Today, December 16, 237 years ago (1773), the event revered since then, the Boston Tea Party, took place, and galvanized the American colonists into the eventual movement for independence.
But one must remember that it still took two and a half years before the “Founding Fathers” agreed to move toward independence, as the Boston Tea Party crowd were considered radicals who were reckless and uncontrollable and irrational by many.
It is ironic, therefore, that many intelligent, thoughtful people consider today’s so called Tea Party Movement to be similarly radical, reckless, uncontrollable and irrational, and for good reasons!
Tea Party spokesmen in the differing movements that call themselves that title have called for radical actions, while claiming they revere the Constitution. But advocacy of measures such as the following belie what they claim to be their beliefs and goals.
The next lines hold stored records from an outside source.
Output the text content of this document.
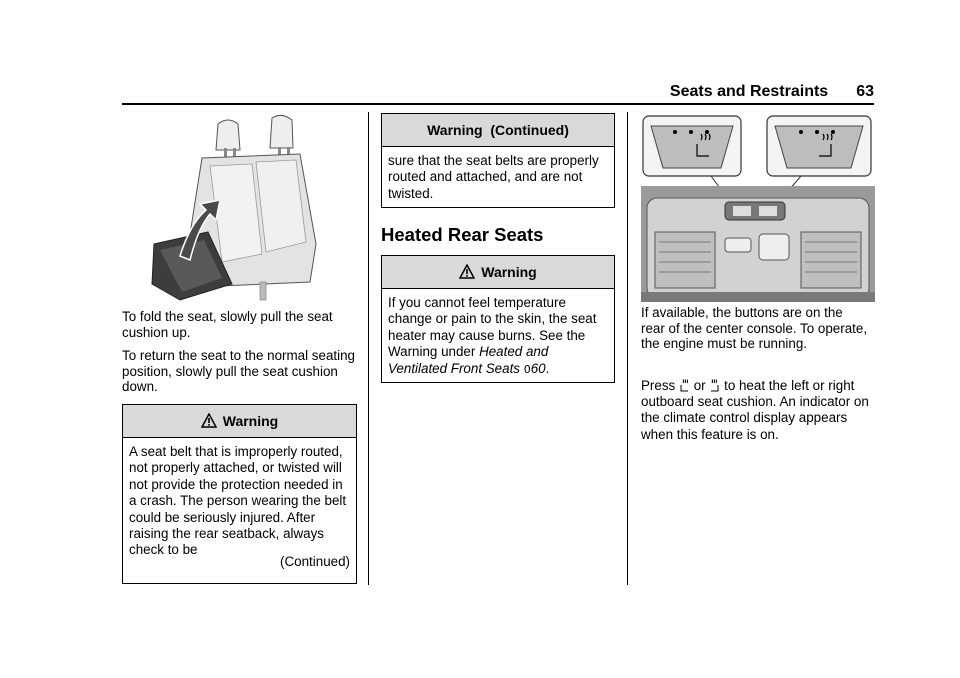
Seats and Restraints 63

To fold the seat, slowly pull the seat cushion up.

To return the seat to the normal seating position, slowly pull the seat cushion down.

Warning
A seat belt that is improperly routed, not properly attached, or twisted will not provide the protection needed in a crash. The person wearing the belt could be seriously injured. After raising the rear seatback, always check to be
(Continued)
Warning  (Continued)
sure that the seat belts are properly routed and attached, and are not twisted.
Heated Rear Seats
Warning
If you cannot feel temperature change or pain to the skin, the seat heater may cause burns. See the Warning under Heated and Ventilated Front Seats 060.

If available, the buttons are on the rear of the center console. To operate, the engine must be running.

Press or to heat the left or right outboard seat cushion. An indicator on the climate control display appears when this feature is on.
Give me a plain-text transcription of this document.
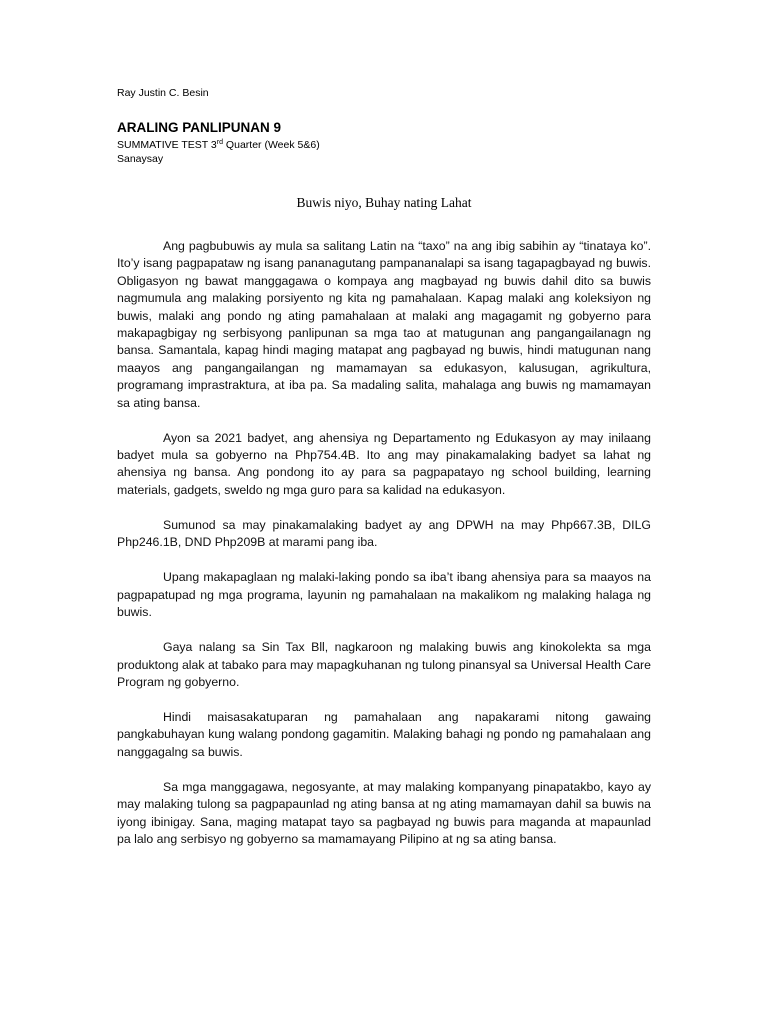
Ray Justin C. Besin
ARALING PANLIPUNAN 9
SUMMATIVE TEST 3rd Quarter (Week 5&6)
Sanaysay
Buwis niyo, Buhay nating Lahat

Ang pagbubuwis ay mula sa salitang Latin na “taxo” na ang ibig sabihin ay “tinataya ko”. Ito’y isang pagpapataw ng isang pananagutang pampananalapi sa isang tagapagbayad ng buwis. Obligasyon ng bawat manggagawa o kompaya ang magbayad ng buwis dahil dito sa buwis nagmumula ang malaking porsiyento ng kita ng pamahalaan. Kapag malaki ang koleksiyon ng buwis, malaki ang pondo ng ating pamahalaan at malaki ang magagamit ng gobyerno para makapagbigay ng serbisyong panlipunan sa mga tao at matugunan ang pangangailanagn ng bansa. Samantala, kapag hindi maging matapat ang pagbayad ng buwis, hindi matugunan nang maayos ang pangangailangan ng mamamayan sa edukasyon, kalusugan, agrikultura, programang imprastraktura, at iba pa. Sa madaling salita, mahalaga ang buwis ng mamamayan sa ating bansa.

Ayon sa 2021 badyet, ang ahensiya ng Departamento ng Edukasyon ay may inilaang badyet mula sa gobyerno na Php754.4B. Ito ang may pinakamalaking badyet sa lahat ng ahensiya ng bansa. Ang pondong ito ay para sa pagpapatayo ng school building, learning materials, gadgets, sweldo ng mga guro para sa kalidad na edukasyon.

Sumunod sa may pinakamalaking badyet ay ang DPWH na may Php667.3B, DILG Php246.1B, DND Php209B at marami pang iba.

Upang makapaglaan ng malaki-laking pondo sa iba’t ibang ahensiya para sa maayos na pagpapatupad ng mga programa, layunin ng pamahalaan na makalikom ng malaking halaga ng buwis.

Gaya nalang sa Sin Tax Bll, nagkaroon ng malaking buwis ang kinokolekta sa mga produktong alak at tabako para may mapagkuhanan ng tulong pinansyal sa Universal Health Care Program ng gobyerno.

Hindi maisasakatuparan ng pamahalaan ang napakarami nitong gawaing pangkabuhayan kung walang pondong gagamitin. Malaking bahagi ng pondo ng pamahalaan ang nanggagalng sa buwis.

Sa mga manggagawa, negosyante, at may malaking kompanyang pinapatakbo, kayo ay may malaking tulong sa pagpapaunlad ng ating bansa at ng ating mamamayan dahil sa buwis na iyong ibinigay. Sana, maging matapat tayo sa pagbayad ng buwis para maganda at mapaunlad pa lalo ang serbisyo ng gobyerno sa mamamayang Pilipino at ng sa ating bansa.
These extremist statements and views include the following:
1. Modifying the 14th Amendment guarantee of citizenship to all born in the United States or its territories.
2. Repealing of the 16th Amendment which provides for a progressive federal income tax.
3. Repealing of the 17th Amendment, which provides for direct election of the United States Senate by popular vote, and returning the election to the state legislatures.
4.Repealing of legislation long established by federal law as an entitlement, including Social Security, Medicare, Medicaid, and Unemployment Compensation.
5. Elimination of the Departments of Education and Energy.
6. Wiping out of the legislation passed under the New Deal of Franklin D. Roosevelt.
7. Elimination of the Federal Reserve System set up under the New Freedom of Woodrow Wilson.
8. Ending of the numerous reforms passed under the Great Society of Lyndon B. Johnson.
9. Termination of the agencies, including the Environmental Protection Agency, Consumer Product Safety Commission, and Occupational Safety and Health Administration signed into law by President Richard Nixon.
10. Promotion of “Nativism” by reviving fear of immigrants, and trying to ban immigration from “undesirable” parts of the world.
11. Promoting States Rights and Secession 150 years after Abraham Lincoln and the Civil War was supposed to have settled that issue for all time.
12. Advocating Christianity as a national religion, and a church and state alliance, while the Founding Fathers specifically avoided that idea, instead promoting separation of church and state.
The Tea Party Movement is not a reform group designed to improve this nation, but instead to take it back to the reactionary realities of the past, which were overcome by a growth in power and influence by the national government, including the Presidency, the Congress, and the Supreme Court, to make the country truly a nation “of, by, and for the people”.
The Tea Party Movement does not offer “change”, but rather negativism and a return to the Gilded Age and the 19th century, before this nation became the great country that it is, a beacon of freedom, progress, and opportunity for the world!